Following the conclusion of hostilities, Syria would not release the names of prisoners it was holding to the International Committee of the Red Cross and in fact, did not even acknowledge holding any prisoners despite the fact they were publicly exhibited by the Syrians for television crews. The Syrians, having been thoroughly defeated by Israel, were attempting to use their captives as their sole bargaining chip in the post-war negotiations. One of the most famous Israeli POWs was Avraham Lanir, an Israeli pilot who bailed out over Syria and was taken prisoner. Lanir died under Syrian interrogation. When his body was returned in 1974, it exhibited signs of torture.

==Egyptian war crimes==
Israeli historian Aryeh Yitzhaki estimated that the Egyptians killed about 200 Israeli soldiers who had surrendered. Yitzhaki based his claim on army documents. In addition, dozens of Israeli prisoners were beaten and otherwise mistreated in Egyptian captivity.

Individual Israeli soldiers gave testimony of witnessing comrades killed after surrendering to the Egyptians, or seeing the bodies of Israeli soldiers found blindfolded with their hands tied behind their backs.

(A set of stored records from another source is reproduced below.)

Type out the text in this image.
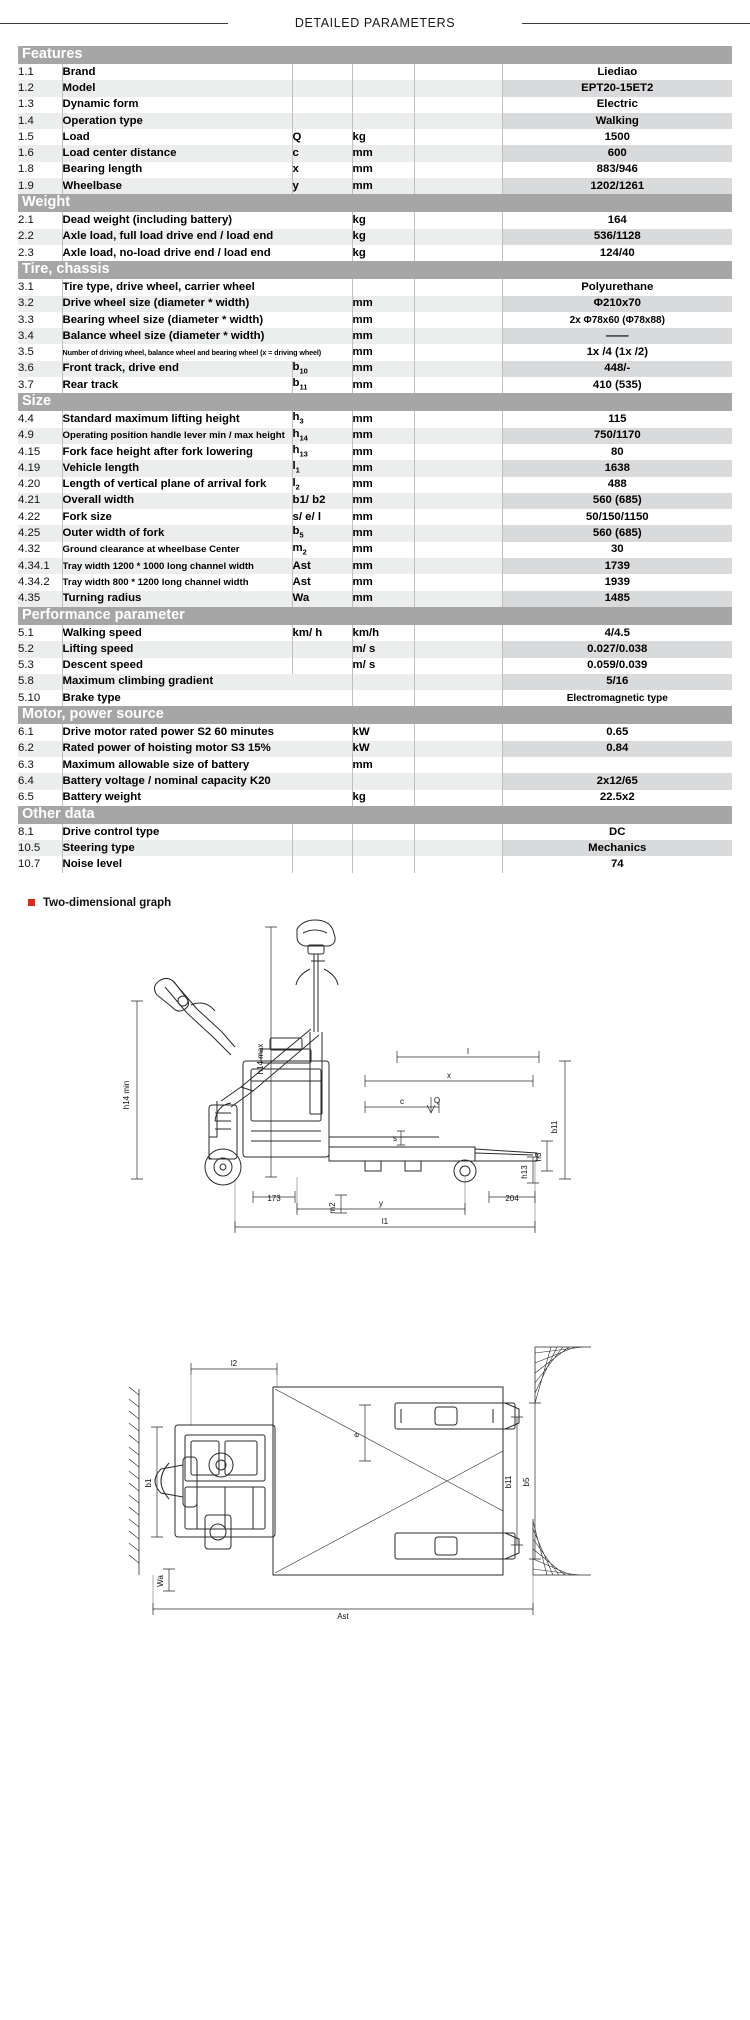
DETAILED PARAMETERS
Features					
1.1	Brand				Liediao
1.2	Model				EPT20-15ET2
1.3	Dynamic form				Electric
1.4	Operation type				Walking
1.5	Load	Q	kg		1500
1.6	Load center distance	c	mm		600
1.8	Bearing length	x	mm		883/946
1.9	Wheelbase	y	mm		1202/1261
Weight					
2.1	Dead weight (including battery)		kg		164
2.2	Axle load, full load drive end / load end		kg		536/1128
2.3	Axle load, no-load drive end / load end		kg		124/40
Tire, chassis					
3.1	Tire type, drive wheel, carrier wheel				Polyurethane
3.2	Drive wheel size (diameter * width)		mm		Φ210x70
3.3	Bearing wheel size (diameter * width)		mm		2x Φ78x60 (Φ78x88)
3.4	Balance wheel size (diameter * width)		mm		——
3.5	Number of driving wheel, balance wheel and bearing wheel (x = driving wheel)		mm		1x /4 (1x /2)
3.6	Front track, drive end	$b_{10}$	mm		448/-
3.7	Rear track	$b_{11}$	mm		410 (535)
Size					
4.4	Standard maximum lifting height	$h_3$	mm		115
4.9	Operating position handle lever min / max height	$h_{14}$	mm		750/1170
4.15	Fork face height after fork lowering	$h_{13}$	mm		80
4.19	Vehicle length	$l_1$	mm		1638
4.20	Length of vertical plane of arrival fork	$l_2$	mm		488
4.21	Overall width	b1/ b2	mm		560 (685)
4.22	Fork size	s/ e/ l	mm		50/150/1150
4.25	Outer width of fork	$b_5$	mm		560 (685)
4.32	Ground clearance at wheelbase Center	$m_2$	mm		30
4.34.1	Tray width 1200 * 1000 long channel width	Ast	mm		1739
4.34.2	Tray width 800 * 1200 long channel width	Ast	mm		1939
4.35	Turning radius	Wa	mm		1485
Performance parameter					
5.1	Walking speed	km/ h	km/h		4/4.5
5.2	Lifting speed		m/ s		0.027/0.038
5.3	Descent speed		m/ s		0.059/0.039
5.8	Maximum climbing gradient				5/16
5.10	Brake type				Electromagnetic type
Motor, power source					
6.1	Drive motor rated power S2 60 minutes		kW		0.65
6.2	Rated power of hoisting motor S3 15%		kW		0.84
6.3	Maximum allowable size of battery		mm		
6.4	Battery voltage / nominal capacity K20				2x12/65
6.5	Battery weight		kg		22.5x2
Other data					
8.1	Drive control type				DC
10.5	Steering type				Mechanics
10.7	Noise level				74
Two-dimensional graph
h14 max
h14 min
l
x
c	Q
s
b11
h3
h13
173
y
m2
204
l1
l2
e
b1	b11 b5
Wa
Ast
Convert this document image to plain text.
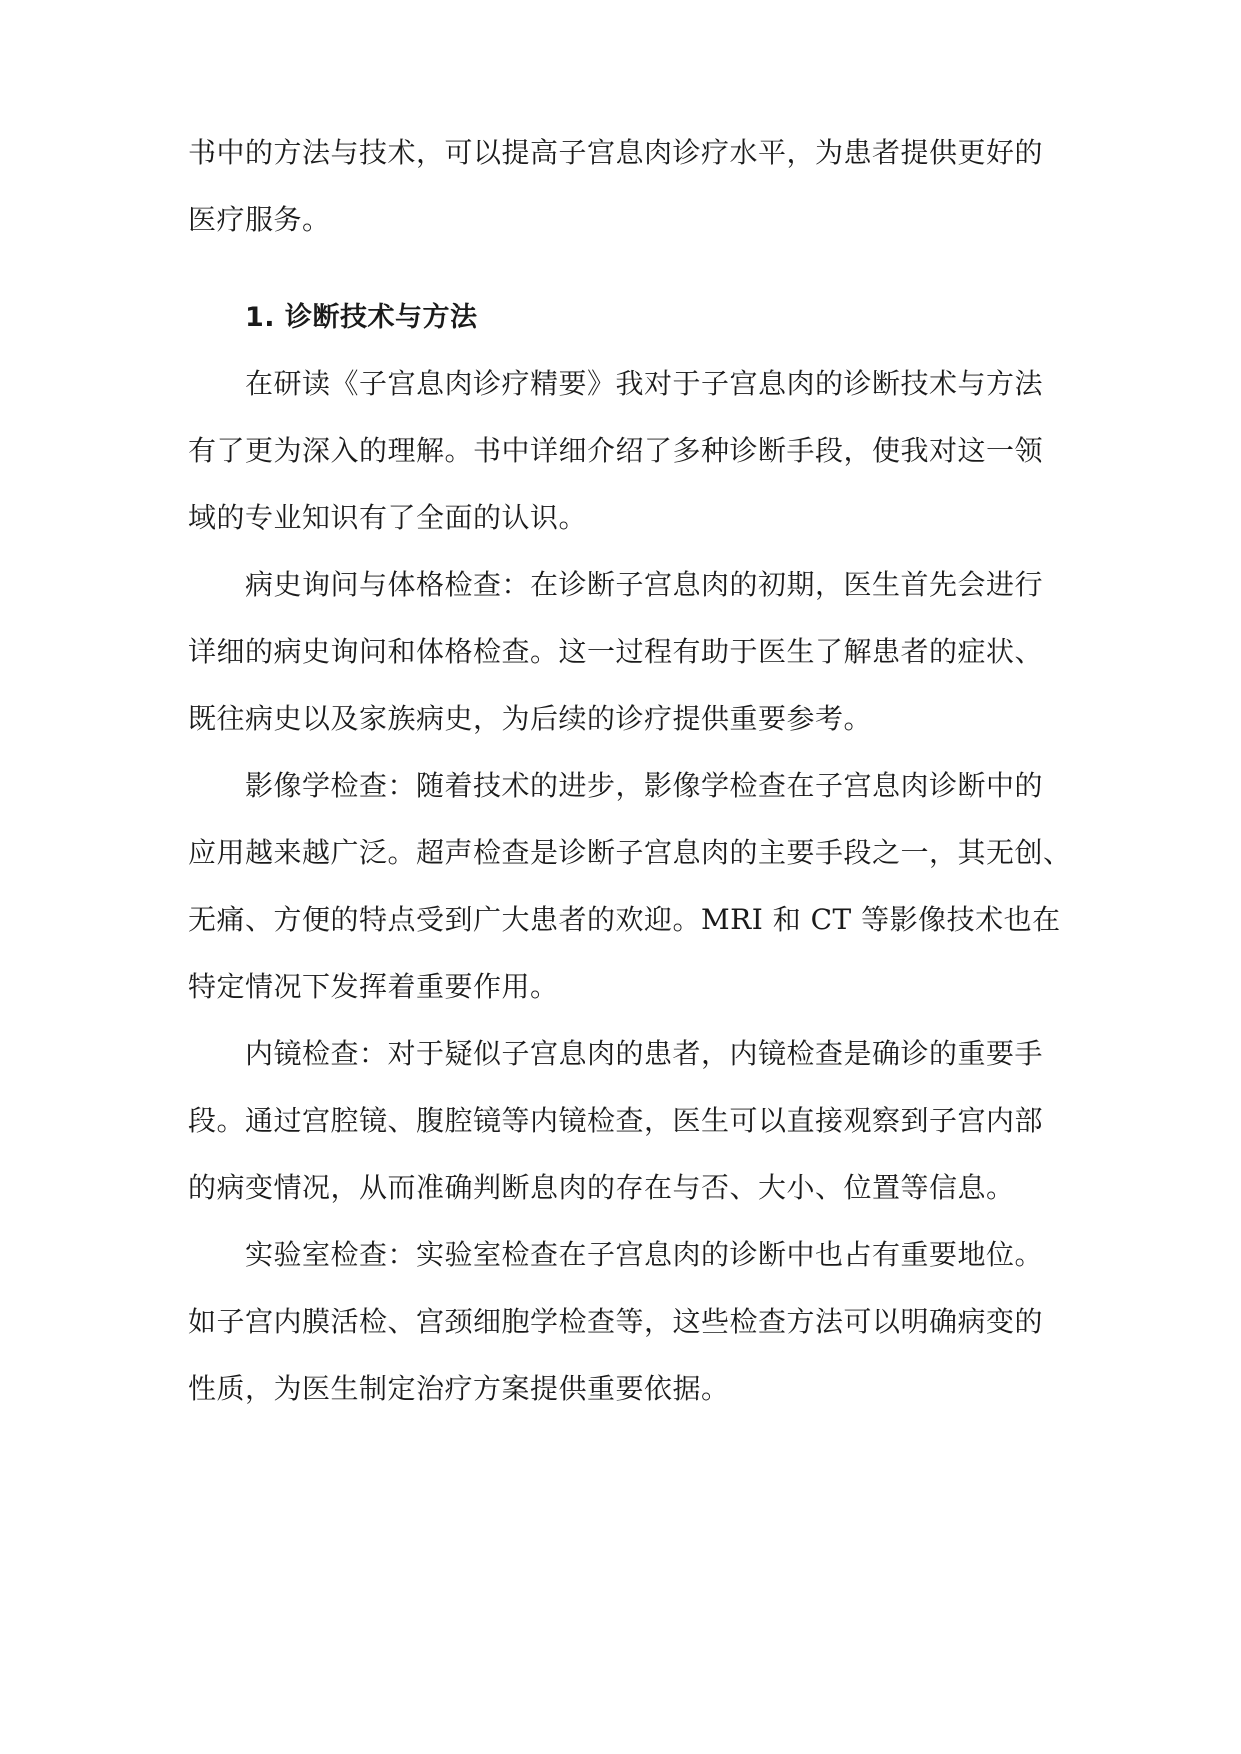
书中的方法与技术，可以提高子宫息肉诊疗水平，为患者提供更好的
医疗服务。
1. 诊断技术与方法
在研读《子宫息肉诊疗精要》我对于子宫息肉的诊断技术与方法
有了更为深入的理解。书中详细介绍了多种诊断手段，使我对这一领
域的专业知识有了全面的认识。
病史询问与体格检查：在诊断子宫息肉的初期，医生首先会进行
详细的病史询问和体格检查。这一过程有助于医生了解患者的症状、
既往病史以及家族病史，为后续的诊疗提供重要参考。
影像学检查：随着技术的进步，影像学检查在子宫息肉诊断中的
应用越来越广泛。超声检查是诊断子宫息肉的主要手段之一，其无创、
无痛、方便的特点受到广大患者的欢迎。MRI 和 CT 等影像技术也在
特定情况下发挥着重要作用。
内镜检查：对于疑似子宫息肉的患者，内镜检查是确诊的重要手
段。通过宫腔镜、腹腔镜等内镜检查，医生可以直接观察到子宫内部
的病变情况，从而准确判断息肉的存在与否、大小、位置等信息。
实验室检查：实验室检查在子宫息肉的诊断中也占有重要地位。
如子宫内膜活检、宫颈细胞学检查等，这些检查方法可以明确病变的
性质，为医生制定治疗方案提供重要依据。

Avi Yaffe, a radioman serving on the Bar-Lev Line, reported hearing calls from other soldiers that the Egyptians were killing anyone who tried to surrender, and also obtained recordings of soldiers who were saved from Egyptian firing squads.

Issachar Ben-Gavriel, an Israeli soldier who was captured at the Suez Canal, claimed that out of his group of 19 soldiers who surrendered, 11 were shot dead. Another soldier claimed that a soldier in his unit was captured alive but beaten to death during interrogation. Photographic evidence of such executions exists, though some of it has never been made public. Photos were also found of Israeli prisoners who were photographed alive in Egyptian captivity, but were returned to Israel dead.

The order to kill Israeli prisoners came from General Shazly, who, in a pamphlet distributed to Egyptian soldiers immediately before the war, advised his troops to kill Israeli soldiers even if they surrendered.

In 2013, the Israeli government declassified documents detailing Egyptian atrocities against prisoners of war, recording the deaths of at least 86 Israeli POWs at the hands of Egyptian forces. In an interview Israeli major general Herzl Shafir recalled instances of these accounts, including that of an injured prisoner who was murdered when an Egyptian doctor "disconnected him from the oxygen and kept him from getting an intravenous drip." He noted that statistics on the number of people killed was still unclear.